In both animation and journalism!

Exactly. That’s the story I want to tell through the symbolism of steam and diesel. It’s kind of a personal story. From my perspective, I was a 2-D hand-drawn animator, and then computers came in. So this story mirrors the struggles I’ve had to go through to adapt and change.

Can you explain what’s going on in the image you’ve released of Veronica facing the girl in the cat mask?

The Cheshire Cat is a cat burglar who Hullabaloo – our hero – is trying to apprehend. Part of the Cheshire Cat’s power is to hypnotize people, and it causes them to have these vivid dreams until someone breaks them out of that spell, otherwise they’re destined to live in that horrific world indefinitely. So she’s in the midst of being put under that hypnotic spell.
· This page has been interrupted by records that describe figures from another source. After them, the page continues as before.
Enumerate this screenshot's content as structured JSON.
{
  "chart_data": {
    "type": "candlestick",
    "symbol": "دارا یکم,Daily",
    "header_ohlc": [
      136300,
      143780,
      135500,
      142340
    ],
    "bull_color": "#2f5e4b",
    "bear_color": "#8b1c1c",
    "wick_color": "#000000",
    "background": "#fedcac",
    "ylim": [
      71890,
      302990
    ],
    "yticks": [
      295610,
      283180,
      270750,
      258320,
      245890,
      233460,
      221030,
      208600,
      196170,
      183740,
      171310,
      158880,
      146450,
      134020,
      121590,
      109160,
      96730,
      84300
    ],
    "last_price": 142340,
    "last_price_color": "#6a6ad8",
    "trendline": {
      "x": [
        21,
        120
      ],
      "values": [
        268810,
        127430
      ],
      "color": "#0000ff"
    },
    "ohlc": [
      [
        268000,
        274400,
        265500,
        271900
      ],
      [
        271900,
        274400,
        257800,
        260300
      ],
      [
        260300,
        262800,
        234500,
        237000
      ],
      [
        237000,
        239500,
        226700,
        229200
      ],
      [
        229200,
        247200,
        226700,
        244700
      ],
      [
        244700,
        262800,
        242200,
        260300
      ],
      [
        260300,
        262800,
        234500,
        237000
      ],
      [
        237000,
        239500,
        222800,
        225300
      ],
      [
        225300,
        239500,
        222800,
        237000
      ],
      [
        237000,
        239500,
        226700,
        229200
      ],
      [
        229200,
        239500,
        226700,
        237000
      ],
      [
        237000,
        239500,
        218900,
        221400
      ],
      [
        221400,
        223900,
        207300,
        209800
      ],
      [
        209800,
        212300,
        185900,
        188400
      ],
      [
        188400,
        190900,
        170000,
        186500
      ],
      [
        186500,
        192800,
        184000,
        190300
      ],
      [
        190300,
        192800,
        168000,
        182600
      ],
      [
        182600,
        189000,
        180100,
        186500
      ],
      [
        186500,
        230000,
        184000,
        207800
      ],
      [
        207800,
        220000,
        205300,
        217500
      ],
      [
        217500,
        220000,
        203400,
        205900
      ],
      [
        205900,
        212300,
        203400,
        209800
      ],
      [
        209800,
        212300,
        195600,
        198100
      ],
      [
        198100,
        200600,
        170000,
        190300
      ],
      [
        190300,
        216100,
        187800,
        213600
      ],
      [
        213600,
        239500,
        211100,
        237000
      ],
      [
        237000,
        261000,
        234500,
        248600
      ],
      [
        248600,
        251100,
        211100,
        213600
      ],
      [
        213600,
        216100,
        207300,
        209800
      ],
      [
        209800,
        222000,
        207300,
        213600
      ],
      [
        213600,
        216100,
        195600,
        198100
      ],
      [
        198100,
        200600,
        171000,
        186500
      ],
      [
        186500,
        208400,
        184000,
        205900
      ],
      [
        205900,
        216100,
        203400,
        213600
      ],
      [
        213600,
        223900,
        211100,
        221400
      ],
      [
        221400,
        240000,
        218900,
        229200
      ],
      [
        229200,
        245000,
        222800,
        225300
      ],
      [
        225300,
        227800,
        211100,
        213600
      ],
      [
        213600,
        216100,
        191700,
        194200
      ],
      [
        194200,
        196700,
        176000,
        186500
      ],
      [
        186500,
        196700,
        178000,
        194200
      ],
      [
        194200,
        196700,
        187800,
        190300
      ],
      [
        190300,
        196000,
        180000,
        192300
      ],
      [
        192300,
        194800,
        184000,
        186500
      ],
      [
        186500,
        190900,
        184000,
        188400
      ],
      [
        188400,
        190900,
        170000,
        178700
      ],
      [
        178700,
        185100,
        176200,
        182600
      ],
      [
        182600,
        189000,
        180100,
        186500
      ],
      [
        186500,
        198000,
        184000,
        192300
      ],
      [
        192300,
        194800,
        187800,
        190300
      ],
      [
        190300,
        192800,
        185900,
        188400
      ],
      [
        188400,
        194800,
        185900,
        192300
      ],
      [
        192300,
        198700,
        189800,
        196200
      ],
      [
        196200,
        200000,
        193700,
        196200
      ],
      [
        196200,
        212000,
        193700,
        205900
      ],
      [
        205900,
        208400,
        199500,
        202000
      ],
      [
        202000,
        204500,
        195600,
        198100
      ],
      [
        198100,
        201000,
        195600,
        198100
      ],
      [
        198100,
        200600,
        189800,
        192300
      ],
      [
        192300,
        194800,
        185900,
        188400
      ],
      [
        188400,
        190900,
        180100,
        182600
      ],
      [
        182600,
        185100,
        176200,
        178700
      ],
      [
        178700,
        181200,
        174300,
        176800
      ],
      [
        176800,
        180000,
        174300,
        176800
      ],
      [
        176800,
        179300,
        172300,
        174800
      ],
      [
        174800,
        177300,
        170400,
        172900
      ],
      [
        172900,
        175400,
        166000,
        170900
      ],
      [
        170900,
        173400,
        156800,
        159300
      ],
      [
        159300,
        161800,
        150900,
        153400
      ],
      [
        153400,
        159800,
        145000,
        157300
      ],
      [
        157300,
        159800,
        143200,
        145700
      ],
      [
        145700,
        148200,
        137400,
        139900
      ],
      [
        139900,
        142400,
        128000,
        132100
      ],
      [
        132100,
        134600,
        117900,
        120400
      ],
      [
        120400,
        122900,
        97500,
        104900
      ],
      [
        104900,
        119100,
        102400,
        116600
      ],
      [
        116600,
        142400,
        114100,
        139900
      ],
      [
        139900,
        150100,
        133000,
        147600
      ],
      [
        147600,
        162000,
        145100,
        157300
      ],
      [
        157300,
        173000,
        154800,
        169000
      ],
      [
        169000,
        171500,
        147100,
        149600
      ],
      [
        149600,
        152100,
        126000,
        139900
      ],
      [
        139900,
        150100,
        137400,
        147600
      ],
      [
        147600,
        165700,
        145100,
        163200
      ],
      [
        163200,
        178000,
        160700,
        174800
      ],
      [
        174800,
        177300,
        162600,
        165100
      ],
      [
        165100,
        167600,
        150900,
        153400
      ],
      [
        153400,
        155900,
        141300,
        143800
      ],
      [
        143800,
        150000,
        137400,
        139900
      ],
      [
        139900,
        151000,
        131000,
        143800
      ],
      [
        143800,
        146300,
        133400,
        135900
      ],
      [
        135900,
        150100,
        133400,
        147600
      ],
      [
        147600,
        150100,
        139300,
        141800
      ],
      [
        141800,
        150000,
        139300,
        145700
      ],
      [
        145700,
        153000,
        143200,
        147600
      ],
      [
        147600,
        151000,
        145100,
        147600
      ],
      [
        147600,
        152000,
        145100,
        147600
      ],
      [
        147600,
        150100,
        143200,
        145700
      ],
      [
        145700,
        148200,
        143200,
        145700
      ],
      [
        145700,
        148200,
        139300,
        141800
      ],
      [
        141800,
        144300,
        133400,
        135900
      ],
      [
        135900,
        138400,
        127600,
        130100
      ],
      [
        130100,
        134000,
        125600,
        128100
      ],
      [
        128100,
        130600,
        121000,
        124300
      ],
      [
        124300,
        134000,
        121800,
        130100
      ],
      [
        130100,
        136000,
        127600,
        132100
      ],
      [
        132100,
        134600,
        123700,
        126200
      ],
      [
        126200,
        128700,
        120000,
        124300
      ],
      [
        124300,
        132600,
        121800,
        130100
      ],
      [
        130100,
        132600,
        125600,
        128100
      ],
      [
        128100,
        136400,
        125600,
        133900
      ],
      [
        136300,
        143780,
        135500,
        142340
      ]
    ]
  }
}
Tell me about Veronica’s friend, another young, female science geek named Jules. Obviously a little reference to Jules Verne.

Yeah, and Veronica is like a long version of Verne. I wanted their names to be a play on words: Jules and Veronica.

Since they’re both obsessed with science, gizmos, and tech, what would you say distinguishes the two girls from each other?

They’re polar opposites, but they compliment each other. I drew inspiration from my two daughters, who are total opposites. One likes to stay inside and read, and the other likes to go outside and play. When I was crafting these characters, I wanted to develop a character relationship my daughters could relate to. Veronica is more raised in a school of etiquette, where Jules is more sort of street.

So book-smart versus street-smart?

Exactly. Veronica is much more into the traditional fashion sense, and likes to wear the latest trend of that era, bustle skirts and such. But Jules won’t have any of that. She dresses in all black, and is a little more tomboyish, I guess.

Veronica’s heroic identity is called Hullabaloo, which brings a kind of superhero flavor to the mix.

When I looked at all the steampunk cosplay, I thought it would be cool to tell a superhero story in that world. The goggles would take the place of a traditional mask, and the gadgetry could work both for and against evil. It also gives her a cause to dress up so eccentrically. Actual Victorian dress was very conservative and prim and proper.

The team you’ve assembled to help make this is really impressive. You all collaborate on each other’s personal projects, can you explain how the cross pollination works?

We all know each other very well, and have high regard for each other. We’re friends, and try to support each other when we can. When one of us has a personal project we’re taking on, usually we contact each other and ask for help, and vice versa. It’s not a quid pro quo thing, more like we’re working toward the same thing: supporting hand-drawn animation and keeping the art form alive.

You’re like your own superhero story, putting together a team based on what skill you need. The Avengers of hand-drawn animation.

Very much! We definitely feel like we’re taking on a challenge, for sure.